After RAMCloud has been built (via make-ramcloud), a full standalone test suite may be run using this command (shown below) in the dev-env container. The tests are called "standalone" since the coordinators and servers are treated as standalone products, and interacted with via python test files acting as a RAMCloud client.
./config/make-ramcloud-standalone-test
This will build a ramcloud-test
Docker image from the build artifacts at
/src/RAMCloud/install
, then spin up a three-node ZooKeeper ensemble, 3 or 4
RAMCloud coordinators, and 3 or 4 RAMCloud servers. Once that infrastructure has
been spun up, the python RAMCloud client is used to connect to the running
RAMCloud cluster, create a RAMCloud table, write a value to the table, read that
value back, and validate that it has the correct value.
Because standalone tests run slow. If you only wish to rerun one specific standalone test (for example, test_zookeeper_read() within the class TestInfrastructure of file test_infrastructure.py), you can do so this way.
python3 -m unittest test_infrastructure.TestInfrastructure.test_zookeeper_read
In addition, the comments of cluster_test_utils.py provides some suggestions to try in the Python interpreter (within the development environment container) for debugging if you run into trouble with the standalone tests.
To make changes to the RAMCloud code simply make changes to the code in the
./RAMCloud
directory on your host machine, and then run
./config/make-ramcloud
again on the the development environment bash shell.
Once RAMCloud is rebuilt, you can run the unit and standalone tests again to
run the updated code.
There's a script to simplify bringing up/down/resetting your RAMCloud cluster for you, especially if you feel like debugging RAMCloud from python3 interpreter (arguably a really nice way to troubleshoot in RAMCloud). It's the file testing/ramcloud_test_cluster.py, from within the development environment (it's ./config/dev-env to bring this up, as mentioned in previous section). From this dev environment, you can run:
python3 testing/ramcloud_test_cluster.py
This shows the status of your RAMCloud cluster. (Nifty, aye?) It may say you don't have a cluster up or not. You can bring one up or clear out all RAMCloud tables in this cluster by doing:
python3 testing/ramcloud_test_cluster.py -a reset
The nice thing about this command is clearing out all tables without wasting time bringing down then up RAMCloud. You can also do this to bring down the cluster when you're done.
python3 testing/ramcloud_test_cluster.py -a stop
The -a option also supports start and status, in addition to reset and stop. start will hard-reset the cluster if it's up already (slower), or in the event there's no cluster up, it brings one up. status shows if a cluster is up or not (it's equiv to omitting the -a option)
There's also the -n option, which controls the number of nodes to bring up (each node has zk + rc-coordinator + rc-server). When -n is ommitted, it defaults to 3. You should RARELY ever need to change this from the default. 3 is arguably the minimum # of nodes needed for "good behavior" in zk (due to consensus algorithm with tie-breaker) and rc-server (due to needing one instance for master copy, one instance for backup, and one instance for "probation" until it is trusted by the other rc-servers and elected rc-coordinator)

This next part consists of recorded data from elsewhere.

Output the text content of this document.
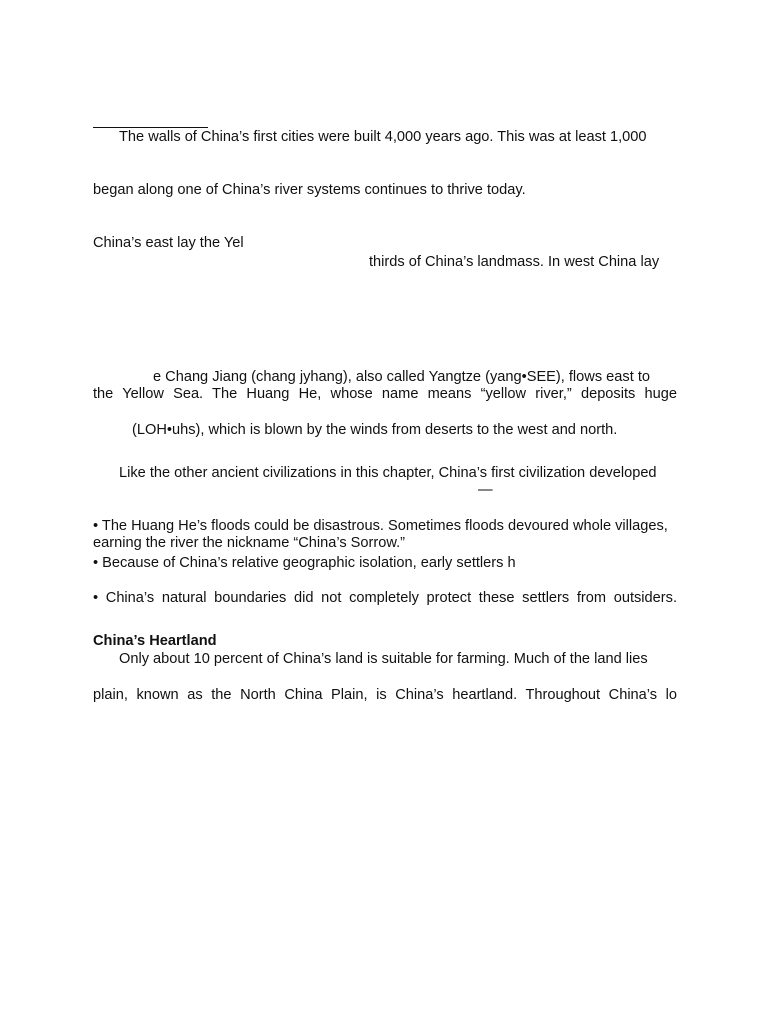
The walls of China’s first cities were built 4,000 years ago. This was at least 1,000
began along one of China’s river systems continues to thrive today.
China’s east lay the Yel
thirds of China’s landmass. In west China lay
e Chang Jiang (chang jyhang), also called Yangtze (yang•SEE), flows east to
the Yellow Sea. The Huang He, whose name means “yellow river,” deposits huge
(LOH•uhs), which is blown by the winds from deserts to the west and north.
Like the other ancient civilizations in this chapter, China’s first civilization developed
—
• The Huang He’s floods could be disastrous. Sometimes floods devoured whole villages,
earning the river the nickname “China’s Sorrow.”
• Because of China’s relative geographic isolation, early settlers h
• China’s natural boundaries did not completely protect these settlers from outsiders.
China’s Heartland
Only about 10 percent of China’s land is suitable for farming. Much of the land lies
plain, known as the North China Plain, is China’s heartland. Throughout China’s lo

In the event you do need to mess with -n (let's say you want it at 4), note that you WILL need to hard-reset the cluster (ie doing -a reset will NOT work). Something like this should achieve the effect you want:
python3 testing/ramcloud_test_cluster.py -a start -n 4
After this point, you can continue to soft-reset the cluster, and it keeps the same number of nodes. I.e., this command should work at this point:
python3 testing/ramcloud_test_cluster.py -a reset
First, install stgit
through your package manager, e.g. apt-get install stgit
or zypper in stgit
. Alternatively, you can clone the
stgit repo and install it manually if
you want to run the latest and greatest version.
Next, run the following commands.
git clone git@github.com:BeStateless/RAMCloud.git
cd RAMCloud
./patch
Now the patched code is in the RAMCloud
directory in the repository root with
stgit set up on the tip of the patch set.
To make a new patch simply use stg new patch-name.patch
, edit the files you
want to include in the patch, use stg refresh
to incorporate those changes
into the patch, and finally use stg export -d ../patches
from the inner
RAMCloud
directory to export the new patch. Modifying an existing patch,
reordering patches, rebasing onto newer upstream changes, and other operations
are explained in the
stgit tutorial.
If you want to change an existing patch, first retreive the fully patched code.
After you have the code, from the inner RAMCloud
directory you can use the
command stg series
to show all patches in the series. Find the patch you want
to edit and use the command stg goto ${patch}
where ${patch}
is the name of
the patch to be edited. From there, edit the code as needed. Once all edits are
made, use stg refresh
to add the working changes to the patch. Once the patch
is updated, go back to the last patch in the series using the command
stg goto $(stg series | tail -1 | cut -c2-)
(there may be an easier command to
do that, but this one works). Finally, once you are back at the top of the stack
of patches, you can use stg export -d ../
to export the updated patch.
On your host machine (i.e., not the development environment container), it will
help to modify the kernel.core_pattern in your /etc/sysctl.conf file. See
http://man7.org/linux/man-pages/man5/core.5.html
for more information on how
the different values work, and the %
placeholders. This will allow you to
debug RAMCloud crashes using GDB by placing core dumps at a known location.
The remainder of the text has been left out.